Multi-Waypoint Mouse Gestures
humanize.humanized_path and tween_drag only interpolate a single
start → end hop. Real gestures — signatures, marquee / rubber-band selections,
dragging through several drop targets, shape gestures — need an arbitrary chain
of waypoints, with the button optionally held down across the whole path.
plan_path() is pure point math (reusing the named easings from
tween_drag) and is unit-testable on its own; move_along_path() and
drag_path() dispatch through an injectable sink so the gesture is
tested without real input. Imports no PySide6.
Headless API
from je_auto_control import (
plan_path, move_along_path, drag_path, path_easings,
)
# the eased point list through every waypoint (junctions de-duplicated)
plan_path([(100, 100), (400, 150), (400, 500)], per_segment_steps=20)

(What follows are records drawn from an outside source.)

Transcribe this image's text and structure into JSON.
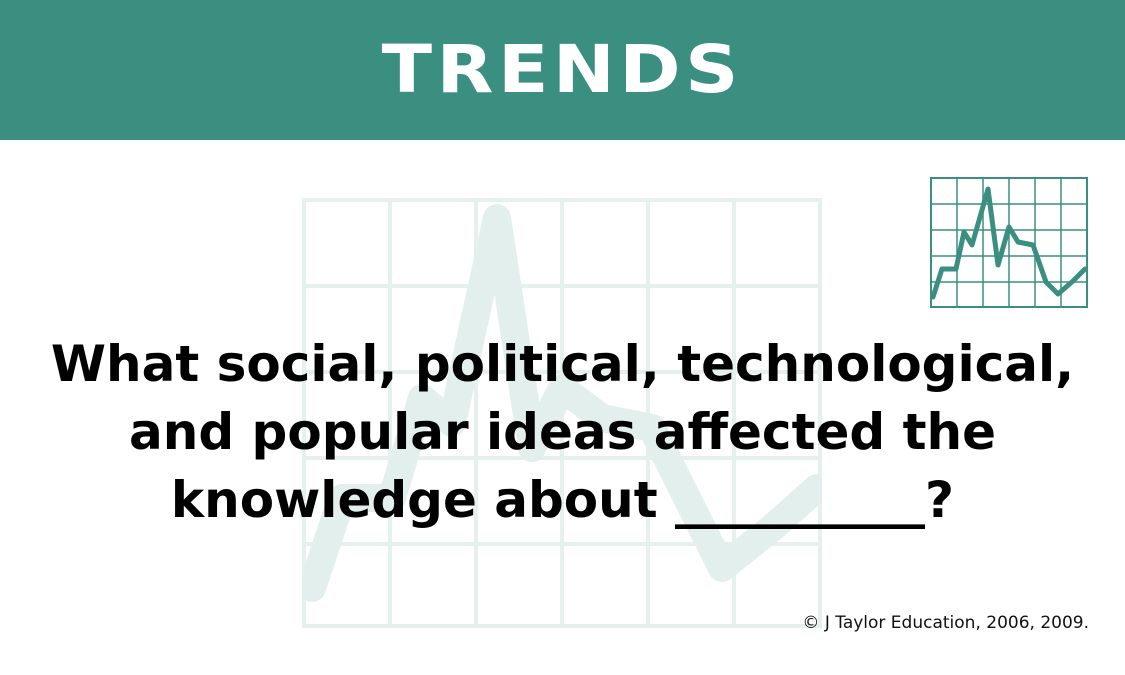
{
  "header": {
    "title": "TRENDS",
    "background_color": "#3a8f80"
  },
  "question": {
    "line1": "What social, political, technological,",
    "line2": "and popular ideas affected the",
    "line3": "knowledge about __________?"
  },
  "footer": {
    "copyright": "© J Taylor Education, 2006, 2009."
  },
  "icons": {
    "trend_chart": "line-chart-icon",
    "watermark": "line-chart-watermark-icon"
  },
  "colors": {
    "accent": "#3a8f80",
    "watermark": "#e6f1ee",
    "text": "#000000"
  }
}
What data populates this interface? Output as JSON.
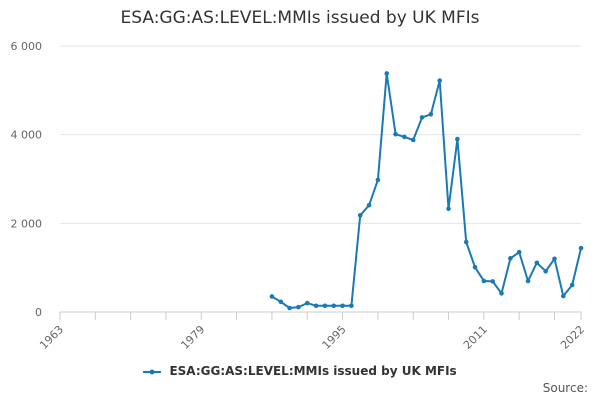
{
  "chart_data": {
    "type": "line",
    "title": "ESA:GG:AS:LEVEL:MMIs issued by UK MFIs",
    "xlabel": "",
    "ylabel": "",
    "xlim": [
      1963,
      2022
    ],
    "ylim": [
      0,
      6000
    ],
    "x_ticks": [
      1963,
      1979,
      1995,
      2011,
      2022
    ],
    "x_tick_labels": [
      "1963",
      "1979",
      "1995",
      "2011",
      "2022"
    ],
    "x_minor_ticks": [
      1963,
      1967,
      1971,
      1975,
      1979,
      1983,
      1987,
      1991,
      1995,
      1999,
      2003,
      2007,
      2011,
      2015,
      2019,
      2022
    ],
    "y_ticks": [
      0,
      2000,
      4000,
      6000
    ],
    "y_tick_labels": [
      "0",
      "2 000",
      "4 000",
      "6 000"
    ],
    "grid": "horizontal",
    "legend_position": "bottom",
    "series": [
      {
        "name": "ESA:GG:AS:LEVEL:MMIs issued by UK MFIs",
        "color": "#1a7ab5",
        "x": [
          1987,
          1988,
          1989,
          1990,
          1991,
          1992,
          1993,
          1994,
          1995,
          1996,
          1997,
          1998,
          1999,
          2000,
          2001,
          2002,
          2003,
          2004,
          2005,
          2006,
          2007,
          2008,
          2009,
          2010,
          2011,
          2012,
          2013,
          2014,
          2015,
          2016,
          2017,
          2018,
          2019,
          2020,
          2021,
          2022
        ],
        "values": [
          350,
          230,
          90,
          110,
          200,
          140,
          140,
          140,
          140,
          140,
          2180,
          2410,
          2980,
          5380,
          4010,
          3950,
          3880,
          4390,
          4460,
          5220,
          2330,
          3900,
          1580,
          1010,
          700,
          690,
          420,
          1210,
          1350,
          700,
          1110,
          920,
          1200,
          360,
          610,
          1440
        ]
      }
    ]
  },
  "source_label": "Source:"
}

move_along_path([(100, 100), (400, 150), (400, 500)]) # hover a polyline
drag_path([(50, 50), (300, 50), (300, 300)], button="mouse_left") # L-drag
plan_path interpolates each consecutive pair with per_segment_steps eased
steps (easing is any name from path_easings() — linear /
ease_in_out_quad / ease_out_cubic / ease_in_cubic) and does not
duplicate the shared junction points. move_along_path emits move events
through the path; drag_path presses at the first waypoint, moves through the
whole path, and releases at the last — for multi-stop drags. Both take a sink
override for headless testing.
Executor commands
AC_move_along_path and AC_drag_path take waypoints (a JSON
[[x, y], ...] list) plus easing / per_segment_steps (and button
for the drag). Both are exposed as MCP tools (ac_move_along_path /
ac_drag_path) and as Script Builder commands under Mouse.